La Hongrie sous le dualisme
Le Compromis austro-hongrois de 1867 a restauré l’intégrité territoriale de la Hongrie et lui a donné une indépendance interne plus réelle qu’elle n’en avait connu depuis 1526; les pouvoirs du monarque dans les affaires intérieures étaient strictement limités. Dans la conduite des affaires étrangères ou de la défense, cependant, la Hongrie ne formait encore qu’une partie de la monarchie et ses intérêts dans ces domaines devaient être coordonnés avec ceux de ses autres composantes. Mais la Hongrie avait une grande voix dans la politique de la monarchie dans ces domaines et jouissait du grand avantage – qui pesait lourd avec des hommes plus sobres, y compris Deák, lors de la négociation du compromis — que les ressources de la grande puissance dont elle faisait partie se tenaient derrière le pays. Pour certains, cependant, le prix semblait encore trop élevé et la vie parlementaire de la Hongrie de 1867 à 1918 était dominée par le conflit entre les partisans et les opposants au compromis. Ces derniers allaient des séparatistes complets à ceux qui acceptaient le Compromis en théorie mais voulaient que les détails de celui-ci soient modifiés.

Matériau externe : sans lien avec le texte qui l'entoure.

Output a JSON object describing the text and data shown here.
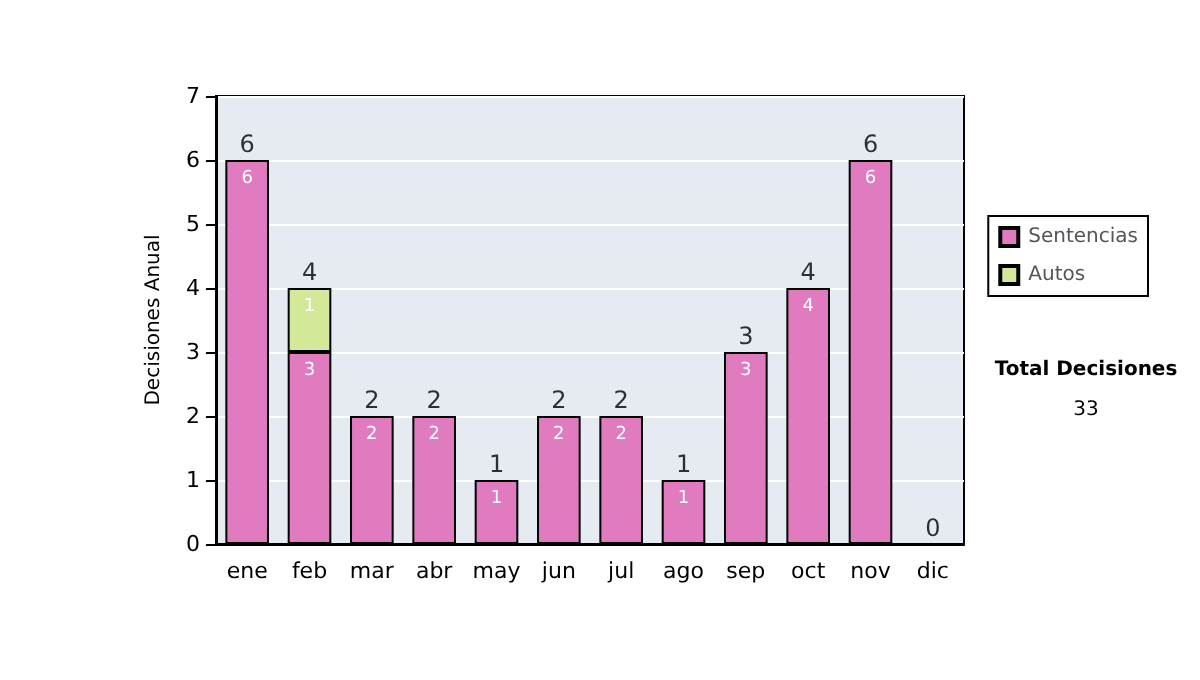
{
  "chart_data": {
    "type": "bar",
    "stacked": true,
    "ylabel": "Decisiones Anual",
    "categories": [
      "ene",
      "feb",
      "mar",
      "abr",
      "may",
      "jun",
      "jul",
      "ago",
      "sep",
      "oct",
      "nov",
      "dic"
    ],
    "series": [
      {
        "name": "Sentencias",
        "color": "#e07bc0",
        "values": [
          6,
          3,
          2,
          2,
          1,
          2,
          2,
          1,
          3,
          4,
          6,
          0
        ],
        "value_labels": [
          "6",
          "3",
          "2",
          "2",
          "1",
          "2",
          "2",
          "1",
          "3",
          "4",
          "6",
          null
        ]
      },
      {
        "name": "Autos",
        "color": "#d4e89a",
        "values": [
          null,
          1,
          null,
          null,
          null,
          null,
          null,
          null,
          null,
          null,
          null,
          null
        ],
        "value_labels": [
          null,
          "1",
          null,
          null,
          null,
          null,
          null,
          null,
          null,
          null,
          null,
          null
        ]
      }
    ],
    "totals": [
      "6",
      "4",
      "2",
      "2",
      "1",
      "2",
      "2",
      "1",
      "3",
      "4",
      "6",
      "0"
    ],
    "ylim": [
      0,
      7
    ],
    "yticks": [
      0,
      1,
      2,
      3,
      4,
      5,
      6,
      7
    ],
    "grid": "y",
    "legend": "right",
    "annotations": [
      "Total Decisiones",
      "33"
    ]
  }
}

Les partisans du Compromis, alors connu sous le nom de Parti Deák, occupèrent d’abord le pouvoir, mais se heurtèrent bientôt à de telles difficultés financières et personnelles que le chaos complet menaçait. Cela fut évité lorsqu’en 1875, Kálmán Tisza, le chef du Centre de gauche nationaliste modéré, fusionna son parti avec les restes des Deákistes sur un programme qui équivalait à mettre en chambre froide les principales revendications de son parti jusqu’à ce que la situation politique et financière soit stabilisée. Ce nouveau Parti libéral a ensuite occupé le pouvoir pendant près de 30 ans. Pendant ces années, le Compromis resta intact, mais il y eut des frictions croissantes avec Vienne au sujet de l’armée, que les Hongrois considéraient, avec une raison quelconque, comme imprégnée d’un esprit hostile à eux-mêmes; sur les dispositions économiques du Compromis; et sur la question de la participation hongroise au contrôle de la Banque nationale. Une question de l’armée en 1889 marqua un tournant, après quoi les relations entre les partisans du Compromis, derrière lesquels se tenait la Couronne, et ses opposants nationalistes furent durablement tendues.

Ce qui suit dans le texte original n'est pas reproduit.